J'ai déjà vu pire. La Grande Brasse, c'était pire. Le Soupeur Gris aussi, c'était pire. Mais quand même, les singularités pourraient apparaître dans des endroits un peu moins hostiles. À croire qu'elles le font exprès.Quelques minutes plus tard, Géo ouvrait de grands yeux, lorsque la dite jauge archéotypique fit un bond soudain, le liquide rouge qu'elle contenait passant également du vert au rouge vif.
« Lemme, manifestation imminente !
– Génial, guette l'hypotenseur !
– Ah ! C'est maintenant Lemme ! Non, attend, c'était y'a trente secondes !

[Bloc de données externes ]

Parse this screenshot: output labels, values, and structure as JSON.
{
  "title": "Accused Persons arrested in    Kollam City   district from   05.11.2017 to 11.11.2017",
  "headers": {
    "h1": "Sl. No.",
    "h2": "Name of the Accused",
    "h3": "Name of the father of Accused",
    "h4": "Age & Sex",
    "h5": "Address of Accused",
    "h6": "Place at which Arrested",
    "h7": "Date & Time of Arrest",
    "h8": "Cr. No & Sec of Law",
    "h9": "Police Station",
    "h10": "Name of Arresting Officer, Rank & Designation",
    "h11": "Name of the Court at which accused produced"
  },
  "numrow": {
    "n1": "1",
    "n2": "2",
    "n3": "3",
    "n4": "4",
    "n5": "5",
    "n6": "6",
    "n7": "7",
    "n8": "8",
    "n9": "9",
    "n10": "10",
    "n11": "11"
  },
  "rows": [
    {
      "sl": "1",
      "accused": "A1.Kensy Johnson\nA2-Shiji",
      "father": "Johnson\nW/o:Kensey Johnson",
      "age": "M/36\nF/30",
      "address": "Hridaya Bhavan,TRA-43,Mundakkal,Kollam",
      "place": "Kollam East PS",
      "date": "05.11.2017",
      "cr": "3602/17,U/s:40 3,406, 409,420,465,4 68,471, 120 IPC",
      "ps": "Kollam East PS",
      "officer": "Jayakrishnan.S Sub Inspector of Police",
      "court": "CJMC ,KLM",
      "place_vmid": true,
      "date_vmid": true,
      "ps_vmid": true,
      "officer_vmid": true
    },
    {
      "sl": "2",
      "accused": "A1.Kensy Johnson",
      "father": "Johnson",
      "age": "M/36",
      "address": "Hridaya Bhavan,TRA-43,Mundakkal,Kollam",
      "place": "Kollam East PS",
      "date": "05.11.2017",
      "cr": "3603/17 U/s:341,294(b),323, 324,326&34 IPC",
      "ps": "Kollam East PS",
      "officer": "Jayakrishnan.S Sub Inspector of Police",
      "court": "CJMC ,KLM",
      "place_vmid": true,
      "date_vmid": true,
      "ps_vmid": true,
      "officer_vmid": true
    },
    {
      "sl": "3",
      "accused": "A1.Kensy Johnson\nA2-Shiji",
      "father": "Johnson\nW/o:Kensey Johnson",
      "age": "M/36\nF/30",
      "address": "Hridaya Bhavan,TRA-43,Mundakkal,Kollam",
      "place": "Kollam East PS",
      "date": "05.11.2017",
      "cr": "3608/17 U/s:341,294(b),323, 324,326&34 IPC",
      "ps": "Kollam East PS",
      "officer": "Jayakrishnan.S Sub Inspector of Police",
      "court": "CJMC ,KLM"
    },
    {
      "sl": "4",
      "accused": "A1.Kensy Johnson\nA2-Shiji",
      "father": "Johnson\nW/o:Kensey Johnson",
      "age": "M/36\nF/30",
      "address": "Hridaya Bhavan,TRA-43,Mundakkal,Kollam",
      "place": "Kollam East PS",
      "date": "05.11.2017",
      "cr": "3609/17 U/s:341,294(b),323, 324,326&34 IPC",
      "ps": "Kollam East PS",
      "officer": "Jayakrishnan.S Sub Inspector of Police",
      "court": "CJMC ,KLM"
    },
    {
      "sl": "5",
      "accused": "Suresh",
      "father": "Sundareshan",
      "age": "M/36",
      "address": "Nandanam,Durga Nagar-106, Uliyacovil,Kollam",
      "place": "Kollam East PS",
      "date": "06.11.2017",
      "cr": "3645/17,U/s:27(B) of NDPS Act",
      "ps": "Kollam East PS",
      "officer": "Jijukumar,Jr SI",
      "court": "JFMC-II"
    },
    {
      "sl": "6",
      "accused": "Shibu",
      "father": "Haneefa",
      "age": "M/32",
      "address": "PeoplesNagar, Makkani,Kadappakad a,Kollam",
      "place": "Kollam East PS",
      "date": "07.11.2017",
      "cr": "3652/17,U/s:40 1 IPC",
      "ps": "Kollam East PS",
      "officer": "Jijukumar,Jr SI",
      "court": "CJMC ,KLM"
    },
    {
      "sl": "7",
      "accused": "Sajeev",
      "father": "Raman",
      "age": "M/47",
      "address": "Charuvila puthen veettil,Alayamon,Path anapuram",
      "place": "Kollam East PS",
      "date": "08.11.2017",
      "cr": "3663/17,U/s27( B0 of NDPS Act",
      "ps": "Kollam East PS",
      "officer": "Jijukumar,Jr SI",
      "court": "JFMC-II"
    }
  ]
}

– D'accord, on fonce ! »Avec le bruit aigu de la vapeur qui sortait de son arrière-train, le trotteur doubla presque son allure alors que Lemme appuyait à fond sur un des petits leviers devant lui. À cette vitesse, les secousses produites par la course de l'oiseau artificiel étaient difficile à soutenir longtemps. Ils parcoururent ainsi encore plusieurs kilomètres.

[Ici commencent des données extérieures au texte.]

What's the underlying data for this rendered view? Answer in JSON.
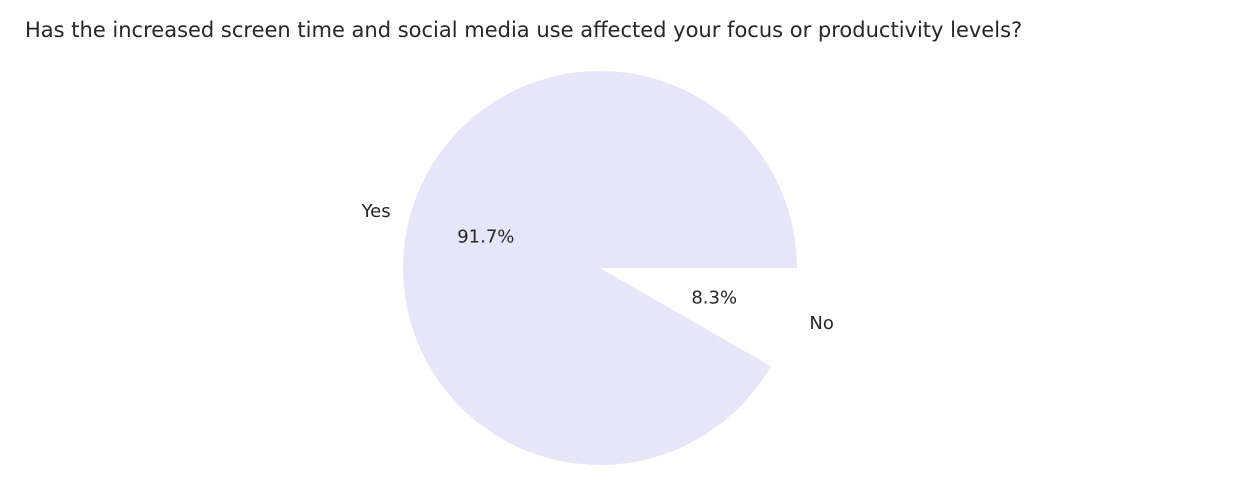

« Eh, regarde, là-bas ! »Une centaine de mètres séparaient à présent les explorateurs d'une grosse tâche de lumière qui transperçait la dense couverture nuageuse.
« Wow, ça ne faisait pas ça les autres fois !
– Le potentiel d'apofugie vient de repartir à zéro. Ça veut dire quoi ?
– Qu'il y a déjà eu transfert de matière. Elle a l'air stable, on a un peu de temps. On va se trouver un endroit sûr pour descendre. Le tas de ruines, là-bas, ça sera pas mal. »Une fois pénétré dans le vestige, les serres du trotteur se refermèrent sur le sol, arrachant des éclats de roche et stoppant brutalement sa course. Les deux compagnons ne tardèrent pas à sauter à terre, s’épousant brièvement de la poussière. Géo, moins habitué au mode de locomotion, et ayant voyagé à l'arrière, ce qui était plus pénible, avait plus de mal à se remettre du périple. Il grimaçait encore en s'étirant lorsque Lemme, qui regardait par un trou faisant office de fenêtre, annonça :
« Il y a des créatures en provenance de la singularité qui approchent. Deux gros insectes ronds et ce qui ressemble à un batracien bipède vaguement humanoïde. On dirait que le dernier porte une sorte d'habit, il doit être doté d'un certain degré d'intelligence. Il n'a pas l'air très amical, mais je vais tenter de le saluer. »Cela dit, le terranide passa par la fenêtre et agita un bras en direction des formes en approche. Lorsqu'il les estima à portée de voix, il se décida à s'adresser à elles avec un ton jovial.
« Bienvenue sur Terra ! Quel nom donne-t-on à votre monde d'origine ? »
Pour un regard étranger, Lemme n'apparaissait pas comme un voyageur très original. Il portait une cape de voyage et un assortiment de vêtements pratiques dans les tons bruns et verts, des bandelettes de cuir enroulées autour de ses mains et de ses avants-bras. À sa ceinture se trouvait sa seule originalité notable : son arme, un pistolet arcanique.